Monday, January 14, 2008
I posted my new paper -- CAFA's Impact on Class Action Lawyers -- on SSRN. The article examines data on forum selection and claim selection in the wake of the Class Action Fairness Act, in an effort to understand the statute's impact on the legal profession. Post-CAFA forum selection in class actions focuses less on particular counties in state court and more on federal courts within circuits with relatively favorable law on class certification. Post-CAFA claim selection has shifted away from personal injury torts and toward contract, fraud, and federal question claims. Taken together, these adaptations by plaintiffs' lawyers appear likely to benefit the dominant class action law firms. Along the way, the article looks at CAFA in the context of other recent class action reforms, and especially as a reflection of popular and political mistrust of class action plaintiffs' lawyers.

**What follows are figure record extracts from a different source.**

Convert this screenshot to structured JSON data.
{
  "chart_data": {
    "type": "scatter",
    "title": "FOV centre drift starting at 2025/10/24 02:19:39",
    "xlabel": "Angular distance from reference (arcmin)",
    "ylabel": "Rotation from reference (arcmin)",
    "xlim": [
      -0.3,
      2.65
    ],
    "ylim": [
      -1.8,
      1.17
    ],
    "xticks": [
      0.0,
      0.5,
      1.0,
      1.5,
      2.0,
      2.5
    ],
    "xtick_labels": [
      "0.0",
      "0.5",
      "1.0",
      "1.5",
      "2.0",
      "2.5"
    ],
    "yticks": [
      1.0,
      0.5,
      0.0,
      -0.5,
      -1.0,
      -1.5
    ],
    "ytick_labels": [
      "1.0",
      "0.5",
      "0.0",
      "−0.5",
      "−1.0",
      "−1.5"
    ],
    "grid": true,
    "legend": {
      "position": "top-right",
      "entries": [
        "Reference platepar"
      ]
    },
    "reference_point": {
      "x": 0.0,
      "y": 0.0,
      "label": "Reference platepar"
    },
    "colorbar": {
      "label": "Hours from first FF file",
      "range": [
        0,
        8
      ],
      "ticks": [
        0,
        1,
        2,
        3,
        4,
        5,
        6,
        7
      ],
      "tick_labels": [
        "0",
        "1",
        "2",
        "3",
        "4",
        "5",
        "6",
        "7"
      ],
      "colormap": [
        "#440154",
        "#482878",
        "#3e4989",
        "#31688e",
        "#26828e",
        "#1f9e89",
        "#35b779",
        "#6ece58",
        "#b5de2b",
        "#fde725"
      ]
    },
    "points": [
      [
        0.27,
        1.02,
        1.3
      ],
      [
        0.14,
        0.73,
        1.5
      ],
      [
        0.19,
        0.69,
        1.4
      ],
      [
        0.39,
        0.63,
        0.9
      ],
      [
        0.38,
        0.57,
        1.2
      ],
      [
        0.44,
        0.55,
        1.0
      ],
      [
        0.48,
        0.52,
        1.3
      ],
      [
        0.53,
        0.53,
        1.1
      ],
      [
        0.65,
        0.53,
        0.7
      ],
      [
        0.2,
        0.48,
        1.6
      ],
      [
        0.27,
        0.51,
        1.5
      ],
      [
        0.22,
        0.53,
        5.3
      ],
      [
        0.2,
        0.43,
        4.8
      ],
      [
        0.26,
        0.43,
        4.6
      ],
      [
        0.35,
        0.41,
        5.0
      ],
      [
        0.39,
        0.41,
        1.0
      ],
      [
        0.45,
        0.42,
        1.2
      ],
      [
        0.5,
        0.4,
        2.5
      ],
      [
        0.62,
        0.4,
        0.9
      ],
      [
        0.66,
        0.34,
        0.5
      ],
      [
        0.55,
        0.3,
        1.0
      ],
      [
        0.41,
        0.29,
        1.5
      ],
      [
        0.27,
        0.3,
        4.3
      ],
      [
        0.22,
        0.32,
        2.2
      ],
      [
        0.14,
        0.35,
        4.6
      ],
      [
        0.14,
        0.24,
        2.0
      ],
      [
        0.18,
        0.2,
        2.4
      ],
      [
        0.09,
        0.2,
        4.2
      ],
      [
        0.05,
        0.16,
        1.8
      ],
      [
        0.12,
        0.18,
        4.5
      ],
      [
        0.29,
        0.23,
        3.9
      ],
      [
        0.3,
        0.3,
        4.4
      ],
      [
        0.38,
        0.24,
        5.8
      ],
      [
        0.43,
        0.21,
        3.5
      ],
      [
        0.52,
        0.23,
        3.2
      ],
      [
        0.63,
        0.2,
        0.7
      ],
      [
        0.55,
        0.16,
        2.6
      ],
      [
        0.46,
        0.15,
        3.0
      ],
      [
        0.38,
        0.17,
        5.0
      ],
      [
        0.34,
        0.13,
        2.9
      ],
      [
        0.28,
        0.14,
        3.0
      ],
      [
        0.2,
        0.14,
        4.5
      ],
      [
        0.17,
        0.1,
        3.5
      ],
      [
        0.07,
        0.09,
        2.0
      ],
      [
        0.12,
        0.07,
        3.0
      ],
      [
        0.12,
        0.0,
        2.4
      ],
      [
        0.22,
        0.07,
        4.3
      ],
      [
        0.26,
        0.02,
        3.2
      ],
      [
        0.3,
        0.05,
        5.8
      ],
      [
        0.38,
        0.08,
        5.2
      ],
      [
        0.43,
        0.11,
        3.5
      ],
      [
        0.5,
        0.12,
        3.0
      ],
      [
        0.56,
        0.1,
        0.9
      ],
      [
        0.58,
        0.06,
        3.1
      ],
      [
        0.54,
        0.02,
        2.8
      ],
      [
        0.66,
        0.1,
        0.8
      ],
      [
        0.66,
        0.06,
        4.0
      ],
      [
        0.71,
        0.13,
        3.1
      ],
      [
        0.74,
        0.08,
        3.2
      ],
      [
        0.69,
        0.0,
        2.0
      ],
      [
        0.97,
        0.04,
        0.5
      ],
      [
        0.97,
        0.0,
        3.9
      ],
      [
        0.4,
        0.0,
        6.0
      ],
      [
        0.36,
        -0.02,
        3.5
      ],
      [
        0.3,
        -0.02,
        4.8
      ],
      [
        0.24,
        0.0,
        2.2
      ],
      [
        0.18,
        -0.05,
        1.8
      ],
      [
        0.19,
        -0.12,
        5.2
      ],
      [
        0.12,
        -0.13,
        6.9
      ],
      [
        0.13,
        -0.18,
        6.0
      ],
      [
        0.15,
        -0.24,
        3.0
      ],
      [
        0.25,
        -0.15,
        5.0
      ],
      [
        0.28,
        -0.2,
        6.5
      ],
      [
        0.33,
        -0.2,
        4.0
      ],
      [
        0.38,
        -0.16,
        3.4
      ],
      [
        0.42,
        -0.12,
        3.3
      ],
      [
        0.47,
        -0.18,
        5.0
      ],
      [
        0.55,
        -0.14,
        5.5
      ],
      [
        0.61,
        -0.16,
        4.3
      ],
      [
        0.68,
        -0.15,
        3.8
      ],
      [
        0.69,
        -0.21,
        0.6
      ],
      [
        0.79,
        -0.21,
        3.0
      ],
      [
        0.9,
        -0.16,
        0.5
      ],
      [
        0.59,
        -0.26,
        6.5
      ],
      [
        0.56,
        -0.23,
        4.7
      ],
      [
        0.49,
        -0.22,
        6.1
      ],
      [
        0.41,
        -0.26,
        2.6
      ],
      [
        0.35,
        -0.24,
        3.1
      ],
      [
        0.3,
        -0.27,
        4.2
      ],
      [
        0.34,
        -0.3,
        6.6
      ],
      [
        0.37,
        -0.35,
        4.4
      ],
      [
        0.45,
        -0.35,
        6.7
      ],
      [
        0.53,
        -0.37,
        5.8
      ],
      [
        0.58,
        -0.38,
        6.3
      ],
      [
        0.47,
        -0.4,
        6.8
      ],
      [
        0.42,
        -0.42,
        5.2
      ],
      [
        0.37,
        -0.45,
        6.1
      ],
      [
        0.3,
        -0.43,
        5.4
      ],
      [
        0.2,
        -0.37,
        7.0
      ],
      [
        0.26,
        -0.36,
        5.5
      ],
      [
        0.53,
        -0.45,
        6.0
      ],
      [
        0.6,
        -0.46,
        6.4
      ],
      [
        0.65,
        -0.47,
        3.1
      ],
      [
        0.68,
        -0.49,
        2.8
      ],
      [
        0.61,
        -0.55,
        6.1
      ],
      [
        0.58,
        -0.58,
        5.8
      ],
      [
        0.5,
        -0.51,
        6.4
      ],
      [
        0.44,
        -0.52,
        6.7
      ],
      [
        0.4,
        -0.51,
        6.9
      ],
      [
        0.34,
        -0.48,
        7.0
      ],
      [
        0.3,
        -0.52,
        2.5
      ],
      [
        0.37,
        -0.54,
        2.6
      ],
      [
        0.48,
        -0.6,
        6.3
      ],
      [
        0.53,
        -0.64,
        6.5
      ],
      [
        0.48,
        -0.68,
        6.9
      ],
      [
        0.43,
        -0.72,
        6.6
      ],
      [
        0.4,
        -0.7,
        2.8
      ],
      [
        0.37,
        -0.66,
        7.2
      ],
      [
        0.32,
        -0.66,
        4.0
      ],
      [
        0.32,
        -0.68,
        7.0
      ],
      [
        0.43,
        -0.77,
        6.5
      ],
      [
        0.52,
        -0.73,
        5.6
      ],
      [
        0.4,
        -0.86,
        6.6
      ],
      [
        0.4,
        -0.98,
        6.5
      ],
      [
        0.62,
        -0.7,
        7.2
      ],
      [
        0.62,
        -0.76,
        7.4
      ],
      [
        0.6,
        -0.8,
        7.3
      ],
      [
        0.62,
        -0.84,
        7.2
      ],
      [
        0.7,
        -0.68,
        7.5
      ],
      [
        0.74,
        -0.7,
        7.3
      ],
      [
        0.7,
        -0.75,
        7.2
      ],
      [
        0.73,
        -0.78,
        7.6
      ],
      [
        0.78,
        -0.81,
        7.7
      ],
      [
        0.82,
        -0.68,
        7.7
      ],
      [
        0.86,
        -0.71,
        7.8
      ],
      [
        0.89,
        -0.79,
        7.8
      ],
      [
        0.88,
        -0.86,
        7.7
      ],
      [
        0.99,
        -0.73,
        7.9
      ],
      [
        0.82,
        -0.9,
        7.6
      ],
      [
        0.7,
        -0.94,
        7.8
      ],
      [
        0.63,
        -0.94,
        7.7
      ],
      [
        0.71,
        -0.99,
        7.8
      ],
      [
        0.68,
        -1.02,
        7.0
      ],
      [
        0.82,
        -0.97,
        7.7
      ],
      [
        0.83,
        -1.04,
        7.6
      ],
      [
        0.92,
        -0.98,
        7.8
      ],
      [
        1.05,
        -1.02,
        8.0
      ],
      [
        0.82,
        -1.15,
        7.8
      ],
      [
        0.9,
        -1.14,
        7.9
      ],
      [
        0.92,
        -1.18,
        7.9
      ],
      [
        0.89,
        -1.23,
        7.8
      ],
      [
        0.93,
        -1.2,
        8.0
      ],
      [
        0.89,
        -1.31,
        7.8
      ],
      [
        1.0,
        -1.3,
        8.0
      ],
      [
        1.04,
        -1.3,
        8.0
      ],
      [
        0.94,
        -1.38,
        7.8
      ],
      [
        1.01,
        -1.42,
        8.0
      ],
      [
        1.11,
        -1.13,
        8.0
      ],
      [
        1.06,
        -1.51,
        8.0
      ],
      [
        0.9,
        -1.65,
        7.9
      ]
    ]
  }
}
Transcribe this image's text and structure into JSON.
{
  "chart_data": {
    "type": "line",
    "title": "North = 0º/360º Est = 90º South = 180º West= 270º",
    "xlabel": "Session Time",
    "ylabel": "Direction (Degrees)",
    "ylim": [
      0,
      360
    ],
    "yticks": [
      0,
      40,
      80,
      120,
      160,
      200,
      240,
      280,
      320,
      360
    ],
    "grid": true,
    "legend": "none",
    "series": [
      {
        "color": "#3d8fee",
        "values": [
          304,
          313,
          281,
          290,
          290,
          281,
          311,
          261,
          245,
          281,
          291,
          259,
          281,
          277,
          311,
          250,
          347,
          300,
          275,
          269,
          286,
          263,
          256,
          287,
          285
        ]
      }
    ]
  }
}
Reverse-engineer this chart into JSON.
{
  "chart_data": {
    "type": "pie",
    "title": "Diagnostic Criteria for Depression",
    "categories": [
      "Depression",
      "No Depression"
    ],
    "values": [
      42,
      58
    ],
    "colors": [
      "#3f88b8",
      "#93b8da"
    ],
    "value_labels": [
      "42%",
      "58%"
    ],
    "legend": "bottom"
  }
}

Here's the abstract:
The Class Action Fairness Act of 2005 (CAFA) reflected a profound mistrust of class action lawyers. Three years after its enactment, examination of lawyers' adaptation strategies offers an emerging picture of the statute's impact on class actions and class action lawyers. CAFA, like the Private Securities Litigation Reform Act a decade earlier, shifted class action practice in ways that appear likely to strengthen the upper tier of the plaintiff class action bar. CAFA has affected not only the division of labor between state and federal court, but also horizontal forum selection among federal courts and class action claim selection. Analysis of these effects suggests that CAFA is achieving some of its stated objectives but is unlikely to squelch class actions or to disempower leading members of the class action bar.